FILIPINA SELATAN (voa-islam.com) -Pemerintah Filipina tengah memburu Pemimpin kelompok Front Pembebasan Nasional Moro (MNLF), Nur Misuari, atas tuduhan terlibat pemberontakan dan melanggar hak asasi manusia setelah tiga minggu pertikaian mematikan di selatan negara itu antara pasukan pemerintah dan pejuang Muslim pimpinannya
Peter Medalle, jaksa negara regional, mengatakan pada Kamis (3/9/2013) bahwa pemerintah telah mengajukan dakwaan terhadap Nur Misuari dan 80 pengikutnya.
Lebih dari 200 orang tewas dan hampir 10.000 rumah terbakar dalam pertempuran yang terjadi menyusul tuduhan kelompok MNLF menyerbu Zamboanga City Hall pada tanggal 9 September lalu.
"Kami telah mengumpulkan keterangan tertulis menghubungkan Misuari dengan serangan itu," kata Senior Superintendent Edgar Danao, seorang penyelidik senior polisi.
Polisi sejauh ini telah mengajukan dakwaan untuk pemberontakan dan kasus kriminal lainnya terhadap 224 pemimpin MNLF dan pengikutnya, sebagian besar dari mereka kini ditahan, kata Kepala Inspektur Ariel Huesca, juru bicara kepolisian daerah.
Para jaksa akan mengevaluasi bukti yang diajukan oleh polisi, kemudian memutuskan apakah akan mengajukan tuntutan di pengadilan.
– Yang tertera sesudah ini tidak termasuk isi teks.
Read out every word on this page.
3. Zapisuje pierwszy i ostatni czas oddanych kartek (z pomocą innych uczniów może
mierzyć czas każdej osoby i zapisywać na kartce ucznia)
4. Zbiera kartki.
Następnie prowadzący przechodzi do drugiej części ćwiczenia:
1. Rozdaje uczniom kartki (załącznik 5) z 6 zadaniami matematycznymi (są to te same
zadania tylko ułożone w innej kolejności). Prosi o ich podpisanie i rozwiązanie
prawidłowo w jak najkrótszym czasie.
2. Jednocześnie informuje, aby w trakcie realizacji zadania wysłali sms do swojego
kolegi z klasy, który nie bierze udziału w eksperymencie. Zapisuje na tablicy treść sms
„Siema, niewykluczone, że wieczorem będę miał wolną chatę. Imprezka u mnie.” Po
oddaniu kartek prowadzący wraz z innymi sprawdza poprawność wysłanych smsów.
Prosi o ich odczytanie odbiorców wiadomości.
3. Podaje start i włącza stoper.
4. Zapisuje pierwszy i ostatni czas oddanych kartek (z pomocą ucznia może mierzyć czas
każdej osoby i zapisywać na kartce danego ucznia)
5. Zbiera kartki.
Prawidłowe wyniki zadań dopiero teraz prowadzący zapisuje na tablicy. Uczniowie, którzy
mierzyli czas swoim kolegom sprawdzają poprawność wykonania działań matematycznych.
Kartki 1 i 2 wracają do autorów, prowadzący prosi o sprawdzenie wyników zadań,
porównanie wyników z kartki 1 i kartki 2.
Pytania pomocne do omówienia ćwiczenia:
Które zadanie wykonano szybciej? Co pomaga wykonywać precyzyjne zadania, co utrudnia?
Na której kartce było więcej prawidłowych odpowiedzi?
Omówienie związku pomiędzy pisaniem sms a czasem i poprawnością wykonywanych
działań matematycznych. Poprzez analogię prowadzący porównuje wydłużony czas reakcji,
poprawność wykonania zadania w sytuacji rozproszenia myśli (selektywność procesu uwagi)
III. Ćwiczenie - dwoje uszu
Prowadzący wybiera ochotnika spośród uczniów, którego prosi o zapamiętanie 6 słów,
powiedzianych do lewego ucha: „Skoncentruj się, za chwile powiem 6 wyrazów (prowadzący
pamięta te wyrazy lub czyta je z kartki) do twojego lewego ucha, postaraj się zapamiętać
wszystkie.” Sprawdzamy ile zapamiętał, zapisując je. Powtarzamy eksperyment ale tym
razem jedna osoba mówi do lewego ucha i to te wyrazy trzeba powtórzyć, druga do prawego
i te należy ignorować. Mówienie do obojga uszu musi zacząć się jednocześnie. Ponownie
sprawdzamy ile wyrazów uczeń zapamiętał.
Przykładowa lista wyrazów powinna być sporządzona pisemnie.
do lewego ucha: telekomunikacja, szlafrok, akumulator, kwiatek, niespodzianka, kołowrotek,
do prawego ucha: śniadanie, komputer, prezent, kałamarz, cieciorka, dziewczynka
Perjuangkan hak minoritas Muslim
MNLF didirikan oleh Nur Misuari pada awal tahun 1970 untuk memperjuangkan hak minoritas Muslim di wilayah selatan untuk memiliki pemerintahan sendiri dari negara Filipina yang di dominasi Katholik.
Misuari menandatangani perjanjian perdamaian dengan pemerintah Filipina pada bulan September 1996, mengakhiri lebih dari 20 tahun pertempuran berdarah di Mindanao.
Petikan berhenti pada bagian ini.